Brown writes of Magneto: “His identity as a survivor of the greatest genocide in modern history became inseparable from his identity as a Mutant and informed his violent crusade against the persecution of Mutants.”
(Of course, Magneto could also be black and harbor similar feelings, and many believe that the character, whose Jewish roots were a later development - as Brown admits - was modeled off of Malcolm X.)
After suggesting that Magneto might be Jewish and black or a survivor of a more recent genocide somewhere else in the world, Brown argues that the casting of a non-Jewish Magneto, while well-meaning and something he’d welcome, sends the wrong message in regard to representation.
“Are we really saying that Jews are not marginalized?” Brown asks, in a string of rhetoricals at home with Shylock’s most famous speech. “Not subject to persecution? Not a minority in every sense of the word? Have Jews really just become white people, with all the attendant ‘privilege?’ In the race to represent oppressed or culturally invisible people in the most visible and popular forms of mass media are we erasing the very real struggle, historical and contemporary, of one of the most discriminated ethnic/religious groups in the world.”
Given that plans for Magneto’s casting have not been verified, any motives that might be ascribed to Marvel Studios are speculative. Accordingly, Brown’s thesis falls at times into straw man territory, but it does give us something to consider: To what extent can Jews still claim these characters and stories as proprietary?

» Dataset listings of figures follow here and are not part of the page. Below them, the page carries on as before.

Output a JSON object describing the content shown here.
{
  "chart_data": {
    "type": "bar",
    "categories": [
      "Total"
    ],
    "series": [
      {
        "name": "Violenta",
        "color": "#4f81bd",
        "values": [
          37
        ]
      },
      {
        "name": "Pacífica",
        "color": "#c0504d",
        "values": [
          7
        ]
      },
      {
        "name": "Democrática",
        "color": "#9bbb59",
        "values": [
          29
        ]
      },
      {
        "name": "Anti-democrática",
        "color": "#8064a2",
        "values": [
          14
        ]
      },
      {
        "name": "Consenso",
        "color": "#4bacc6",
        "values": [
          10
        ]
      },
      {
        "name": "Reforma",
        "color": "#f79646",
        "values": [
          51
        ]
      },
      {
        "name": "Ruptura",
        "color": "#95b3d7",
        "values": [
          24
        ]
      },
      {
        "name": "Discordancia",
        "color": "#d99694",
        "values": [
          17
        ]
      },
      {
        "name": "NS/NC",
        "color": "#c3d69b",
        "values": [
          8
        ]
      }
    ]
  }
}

Myths, legends and fables, while all originating with a specific culture, eventually belong to the world. The Greek pantheon is taught in American middle schools. Faith leaders of three major religions convey stories from the Hebrew Bible at their pulpits. There are translations of “The Wizard of Oz” in countless languages, including the “universal” tongue of Esperanto. And now, with Marvel films shattering box office records both domestically and abroad, it is small-minded to be so defensive of origins.
It should, instead, come as a source of tremendous pride that less than a century into the form’s creation, superhero comics have become a part of a global mythology. They are a format to be re-imagined, reworked and re-calibrated to a moment in time, probed for new truths and challenged on their essential premises. What could be more Jewish than that kind of Talmudic rethinking?
The urge to change the understanding of Jewish comic canon is not a threat. Rather, it’s a sign that we have made ourselves understood.